2. Pay-per-Use Model: A strong associate to Cloud Run’s elasticity is its Pay-per-use feature (billed to the nearest 100 milliseconds and only for the execution of services). Cloud Run pricing is entirely consumption-based. After users exhaust the free tier, they pay for four components:
Unlike other Cloud functions, where users are charged for each request independently, in Cloud Run, multiple requests can share the allocated CPU and memory with parallel executions, so concurrency helps in optimizing spending.
3. Ease of Use: Cloud Run can execute workloads in three easy steps –
• write your application using the language of choice,
• package the app as a container, and
• deploy it where you want.
4. Portability: Since Cloud Run accepts standard container images and is built on native open standards, applications can be easily moved to any Kubernetes Cluster on GCP, On Prem, or to any other Cloud, thus seamlessly enabling portability of workloads across platforms.
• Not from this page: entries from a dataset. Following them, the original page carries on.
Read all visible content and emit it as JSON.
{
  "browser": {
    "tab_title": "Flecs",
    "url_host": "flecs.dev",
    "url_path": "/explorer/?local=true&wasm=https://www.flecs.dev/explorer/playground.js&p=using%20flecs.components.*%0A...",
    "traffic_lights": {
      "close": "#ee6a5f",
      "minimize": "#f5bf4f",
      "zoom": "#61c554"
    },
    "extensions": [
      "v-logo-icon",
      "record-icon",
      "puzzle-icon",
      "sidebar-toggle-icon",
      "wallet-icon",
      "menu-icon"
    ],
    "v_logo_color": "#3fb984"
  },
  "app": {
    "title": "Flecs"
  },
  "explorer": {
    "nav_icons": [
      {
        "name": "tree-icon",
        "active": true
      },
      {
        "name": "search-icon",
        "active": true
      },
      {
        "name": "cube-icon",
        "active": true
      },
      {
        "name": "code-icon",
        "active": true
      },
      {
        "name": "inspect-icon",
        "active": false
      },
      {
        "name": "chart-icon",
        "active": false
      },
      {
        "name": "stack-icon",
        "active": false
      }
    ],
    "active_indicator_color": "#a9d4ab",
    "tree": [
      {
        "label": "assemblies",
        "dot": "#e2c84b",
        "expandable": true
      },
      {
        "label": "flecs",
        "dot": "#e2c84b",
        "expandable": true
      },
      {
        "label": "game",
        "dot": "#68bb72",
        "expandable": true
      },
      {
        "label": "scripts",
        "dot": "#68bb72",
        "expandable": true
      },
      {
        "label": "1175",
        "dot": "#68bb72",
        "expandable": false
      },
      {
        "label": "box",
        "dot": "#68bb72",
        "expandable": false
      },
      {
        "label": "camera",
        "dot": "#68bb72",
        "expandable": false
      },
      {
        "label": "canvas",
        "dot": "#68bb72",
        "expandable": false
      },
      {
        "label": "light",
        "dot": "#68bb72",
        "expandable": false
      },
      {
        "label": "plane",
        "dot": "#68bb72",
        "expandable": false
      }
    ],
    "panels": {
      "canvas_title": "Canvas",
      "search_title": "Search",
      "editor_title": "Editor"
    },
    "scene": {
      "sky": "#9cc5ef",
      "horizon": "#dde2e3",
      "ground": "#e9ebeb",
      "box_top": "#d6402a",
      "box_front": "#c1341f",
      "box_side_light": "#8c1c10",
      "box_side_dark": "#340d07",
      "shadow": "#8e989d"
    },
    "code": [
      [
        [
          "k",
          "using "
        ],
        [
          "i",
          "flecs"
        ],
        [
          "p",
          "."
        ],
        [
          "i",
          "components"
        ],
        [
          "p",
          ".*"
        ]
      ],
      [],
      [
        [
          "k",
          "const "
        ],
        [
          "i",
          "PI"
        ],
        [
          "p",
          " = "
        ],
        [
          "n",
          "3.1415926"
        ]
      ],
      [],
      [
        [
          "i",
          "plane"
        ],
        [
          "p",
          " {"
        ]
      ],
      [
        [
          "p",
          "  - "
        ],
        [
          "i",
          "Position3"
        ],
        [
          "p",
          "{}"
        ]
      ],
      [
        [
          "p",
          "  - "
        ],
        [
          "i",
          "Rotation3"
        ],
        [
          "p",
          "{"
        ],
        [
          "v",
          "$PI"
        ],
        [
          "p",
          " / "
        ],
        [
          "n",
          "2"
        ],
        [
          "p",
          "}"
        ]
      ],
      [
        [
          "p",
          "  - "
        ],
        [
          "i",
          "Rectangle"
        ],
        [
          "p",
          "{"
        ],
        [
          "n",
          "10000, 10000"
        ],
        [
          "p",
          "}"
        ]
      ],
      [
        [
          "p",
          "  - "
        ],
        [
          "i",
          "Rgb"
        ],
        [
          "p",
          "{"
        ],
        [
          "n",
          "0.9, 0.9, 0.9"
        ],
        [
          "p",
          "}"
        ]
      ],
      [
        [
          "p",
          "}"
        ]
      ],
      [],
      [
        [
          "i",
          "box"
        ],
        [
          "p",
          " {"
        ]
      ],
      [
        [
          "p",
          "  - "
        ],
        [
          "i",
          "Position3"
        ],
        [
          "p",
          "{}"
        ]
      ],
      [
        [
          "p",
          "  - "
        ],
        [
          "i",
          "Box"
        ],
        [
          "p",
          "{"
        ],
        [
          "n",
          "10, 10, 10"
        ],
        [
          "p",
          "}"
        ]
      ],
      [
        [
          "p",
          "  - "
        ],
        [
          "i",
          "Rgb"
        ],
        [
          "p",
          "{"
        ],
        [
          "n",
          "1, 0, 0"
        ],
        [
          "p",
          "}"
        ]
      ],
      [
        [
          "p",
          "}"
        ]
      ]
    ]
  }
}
5. Environmental Impact: With the increasing environment consciousness in customers, there is immense potential for a pay-per-use model, as it not only provides economic benefits but also aligns with the sustainability agenda of many organizations. At the Cloud Run launch event, Google’s customer Veolia, talked about the potential of this feature. This could be a major winning proposition for Cloud Run as the focus towards sustainable Cloud solutions is becoming paramount among today’s enterprises, especially those that are in Europe
Cloud Run has the potential to lead the containerized app segment, given how much value it drives, vis-à-vis its competitors. i.e., the intuitive developer experience, concurrency, and ease of scaling.
Cloud Run is appropriate for developers who do not wish to manage infrastructure and want to focus on writing code and bundling binaries within a container for the task at hand. If more complex configuration is required, GKE or another container environment that offers additional features may be more appropriate.
Cloud Run also deals very smoothly with the two major issues associated with FaaS (Function-as-a-Service) serverless model, i.e., vendor lock-in and cold starts. With Google Cloud Run, one doesn’t need to worry about either of these big issues for serverless containers, as its containers can move anywhere. Also, with Cloud Run’s concurrency model, the cold start problem is also handled to a fair degree.
While the Cloud wars prevail among the big three hyperscalers, it will be interesting to see how this segment will pan out for Google as the demand for serverless containers go up. With Google Cloud entering the fray alongside AWS and Azure, it’s a waiting game now to see if Cloud Run will help Google become the king of serverless compute.